Monday, 20 July 2015

A SPANNER IN OUR PLANS

Every year we take the camper van to a spot on the Tour de France route.
This year the plan was for Paul to join us in Massat where he has a property.
Well, as so often happens, the best laid plans of mice and men get screwed up, and the alternator (whatever that is) gave up the ghost.
Anyway, via complicated and convoluted arrangements, we got there eventually an all stayed at the Hotel Maxil in Massat. And the mountain came to Mahommed, meaning that the cyclists came right past the hotel beer garden, which was very convenient.
Too bad Paul, you'll just have to wait for your birthday pole (see previous blog entry), which is still in the camper van in the garage in M├ęzin.

Lynne waiting to fight the French kid for the samples thrown out by vehicles in the Tour de France caravan.

Despite a succession of late nights and hangovers, Paul insisted on some commando training in the Pyrenees.

Monday, 13 July 2015

POLITICALLY INCORRECT POLE

I don't often get involved in sculpture - it's much too hard, it takes too long, and I keep hitting my hand with the hammer.
But Paul turns 40 in September and I thought it would be nice to give him something a bit different for his property, La Folie, near Massat in the Pyrenees. (And hopefully more memorable than 40 cans of VB or 40 pairs of underpants.) Hopefully a 2.5 meter high burial pole might just do the trick.
Some balls are still in the air at the moment, but I've sent him a pic and the details of the complicated logistics involved in getting it there - if he really wants it.
We're meeting him at Massat on Wednesday anyway to watch the Tour de France. Which means that if he does want it, we might be able to get it to him then.
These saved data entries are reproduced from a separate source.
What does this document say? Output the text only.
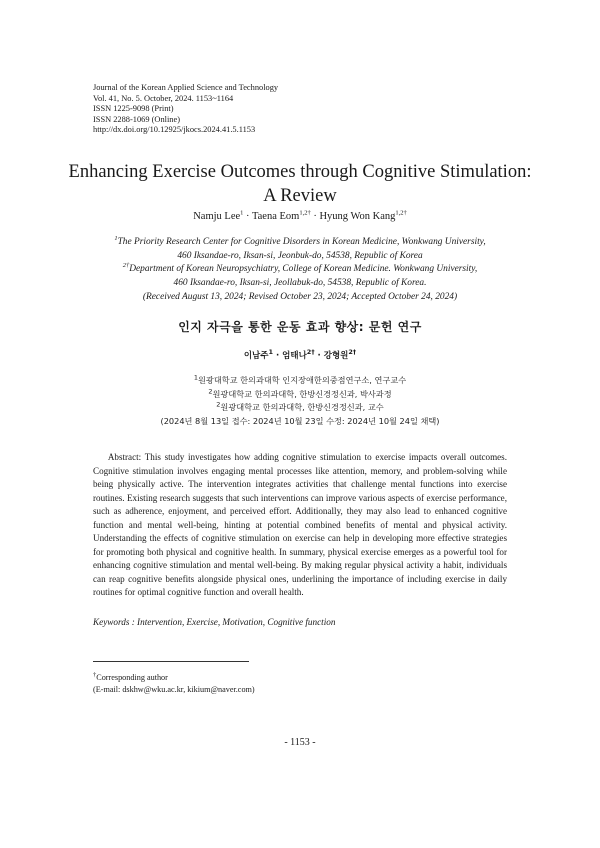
Journal of the Korean Applied Science and Technology
Vol. 41, No. 5. October, 2024. 1153~1164
ISSN 1225-9098 (Print)
ISSN 2288-1069 (Online)
http://dx.doi.org/10.12925/jkocs.2024.41.5.1153
Enhancing Exercise Outcomes through Cognitive Stimulation:
A Review
Namju Lee$^1$ · Taena Eom$^{1,2\dagger}$ · Hyung Won Kang$^{1,2\dagger}$
$^1$The Priority Research Center for Cognitive Disorders in Korean Medicine, Wonkwang University,
460 Iksandae-ro, Iksan-si, Jeonbuk-do, 54538, Republic of Korea
$^{2\dagger}$Department of Korean Neuropsychiatry, College of Korean Medicine. Wonkwang University,
460 Iksandae-ro, Iksan-si, Jeollabuk-do, 54538, Republic of Korea.
(Received August 13, 2024; Revised October 23, 2024; Accepted October 24, 2024)
인지 자극을 통한 운동 효과 향상: 문헌 연구
이남주$^1$ · 엄태나$^{2\dagger}$ · 강형원$^{2\dagger}$
$^1$원광대학교 한의과대학 인지장애한의중점연구소, 연구교수
$^2$원광대학교 한의과대학, 한방신경정신과, 박사과정
$^2$원광대학교 한의과대학, 한방신경정신과, 교수
(2024년 8월 13일 접수: 2024년 10월 23일 수정: 2024년 10월 24일 채택)
Abstract: This study investigates how adding cognitive stimulation to exercise impacts overall outcomes. Cognitive stimulation involves engaging mental processes like attention, memory, and problem-solving while being physically active. The intervention integrates activities that challenge mental functions into exercise routines. Existing research suggests that such interventions can improve various aspects of exercise performance, such as adherence, enjoyment, and perceived effort. Additionally, they may also lead to enhanced cognitive function and mental well-being, hinting at potential combined benefits of mental and physical activity. Understanding the effects of cognitive stimulation on exercise can help in developing more effective strategies for promoting both physical and cognitive health. In summary, physical exercise emerges as a powerful tool for enhancing cognitive stimulation and mental well-being. By making regular physical activity a habit, individuals can reap cognitive benefits alongside physical ones, underlining the importance of including exercise in daily routines for optimal cognitive function and overall health.
Keywords : Intervention, Exercise, Motivation, Cognitive function
†Corresponding author
(E-mail: dskhw@wku.ac.kr, kikium@naver.com)
- 1153 -
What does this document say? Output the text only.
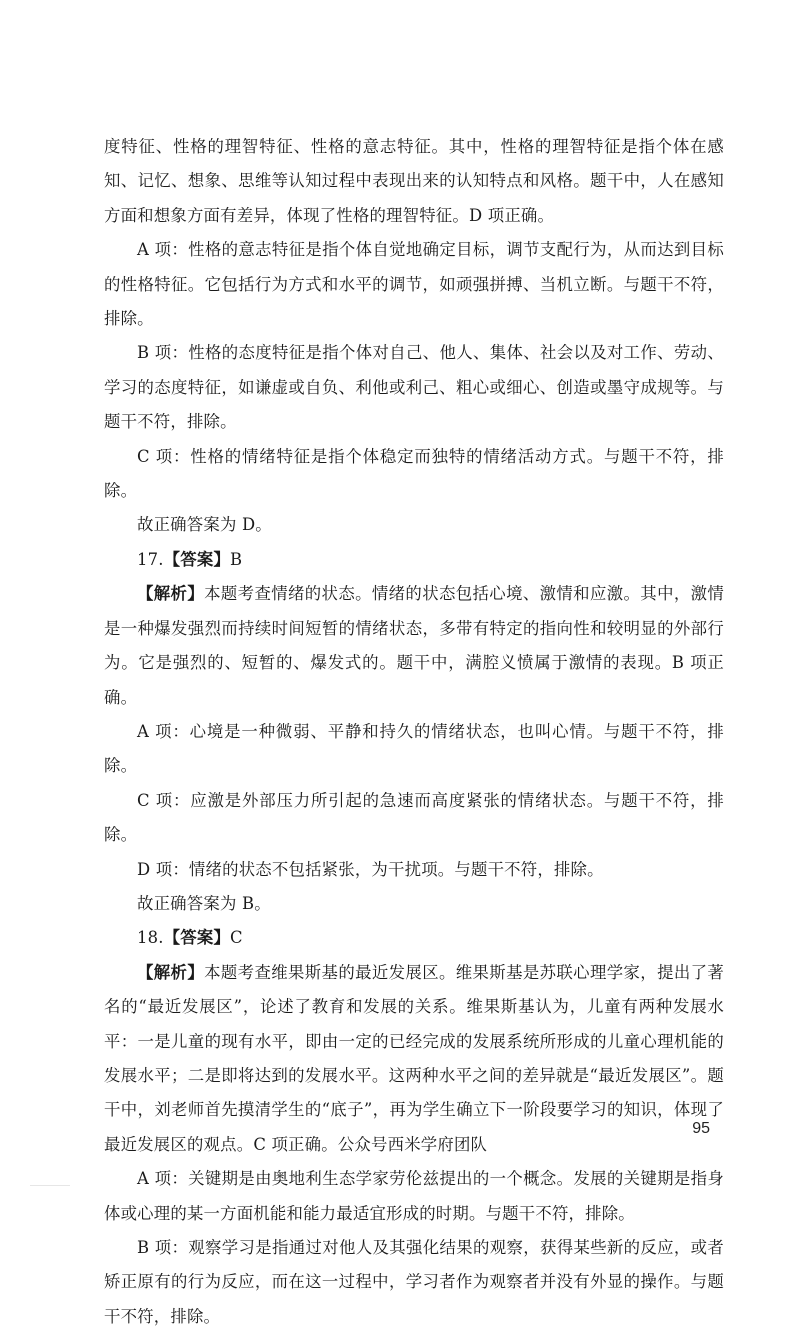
度特征、性格的理智特征、性格的意志特征。其中，性格的理智特征是指个体在感知、记忆、想象、思维等认知过程中表现出来的认知特点和风格。题干中，人在感知方面和想象方面有差异，体现了性格的理智特征。D 项正确。

A 项：性格的意志特征是指个体自觉地确定目标，调节支配行为，从而达到目标的性格特征。它包括行为方式和水平的调节，如顽强拼搏、当机立断。与题干不符，排除。

B 项：性格的态度特征是指个体对自己、他人、集体、社会以及对工作、劳动、学习的态度特征，如谦虚或自负、利他或利己、粗心或细心、创造或墨守成规等。与题干不符，排除。

C 项：性格的情绪特征是指个体稳定而独特的情绪活动方式。与题干不符，排除。

故正确答案为 D。

17.【答案】B

【解析】本题考查情绪的状态。情绪的状态包括心境、激情和应激。其中，激情是一种爆发强烈而持续时间短暂的情绪状态，多带有特定的指向性和较明显的外部行为。它是强烈的、短暂的、爆发式的。题干中，满腔义愤属于激情的表现。B 项正确。

A 项：心境是一种微弱、平静和持久的情绪状态，也叫心情。与题干不符，排除。

C 项：应激是外部压力所引起的急速而高度紧张的情绪状态。与题干不符，排除。

D 项：情绪的状态不包括紧张，为干扰项。与题干不符，排除。

故正确答案为 B。

18.【答案】C

【解析】本题考查维果斯基的最近发展区。维果斯基是苏联心理学家，提出了著名的“最近发展区”，论述了教育和发展的关系。维果斯基认为，儿童有两种发展水平：一是儿童的现有水平，即由一定的已经完成的发展系统所形成的儿童心理机能的发展水平；二是即将达到的发展水平。这两种水平之间的差异就是“最近发展区”。题干中，刘老师首先摸清学生的“底子”，再为学生确立下一阶段要学习的知识，体现了最近发展区的观点。C 项正确。公众号西米学府团队

A 项：关键期是由奥地利生态学家劳伦兹提出的一个概念。发展的关键期是指身体或心理的某一方面机能和能力最适宜形成的时期。与题干不符，排除。

B 项：观察学习是指通过对他人及其强化结果的观察，获得某些新的反应，或者矫正原有的行为反应，而在这一过程中，学习者作为观察者并没有外显的操作。与题干不符，排除。

95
But I'll have to rope it to the roof of the camper van and then drive it up to La Folie on the Pyrenean version of the Kakoda Trail in Papua New Guinea. (We've been up there once before, but it was really scary in the camper van. Very steep, through narrow streets in tiny hameaus and with precipitious drops on all sides on every bend in the track. When we got back down last time, Lynne, summed things quite succinctly when she said, 'Fuck! I'm never doing that again!' But she might have to, depending on Paul's final decision).
So time will tell. What will happen to the pole? Will it be acceptable to all concerned? Will it get up the mountain? Will Lynne survive the climb? And will the termites like it as much as I do?
(If you find this kind of cliff hanger stuff interesting - come back soon to find out about the Tour de France - and what happened to the burial pole).
Here's the pole in our garden at La Petite Galerie with no one, as far as we know, buried anywhere near it. Not for the moment anyway.

Oh, and I nearly forgot: copying Aboriginal burial poles is considered to be politically incorrect in some circles. Hopefully this doesn't apply to my pole (soon to be Paul's if he decides to take it). Here's why. It's not a burial pole because no one will be buried with it. It was done in France - not in Australia. Not many people will see it in the Pyrenees (if that's where it winds up), so hopefully politically incorrect sensitivities will be less developed in la France profonde*, and therefore less likely to be disturbed.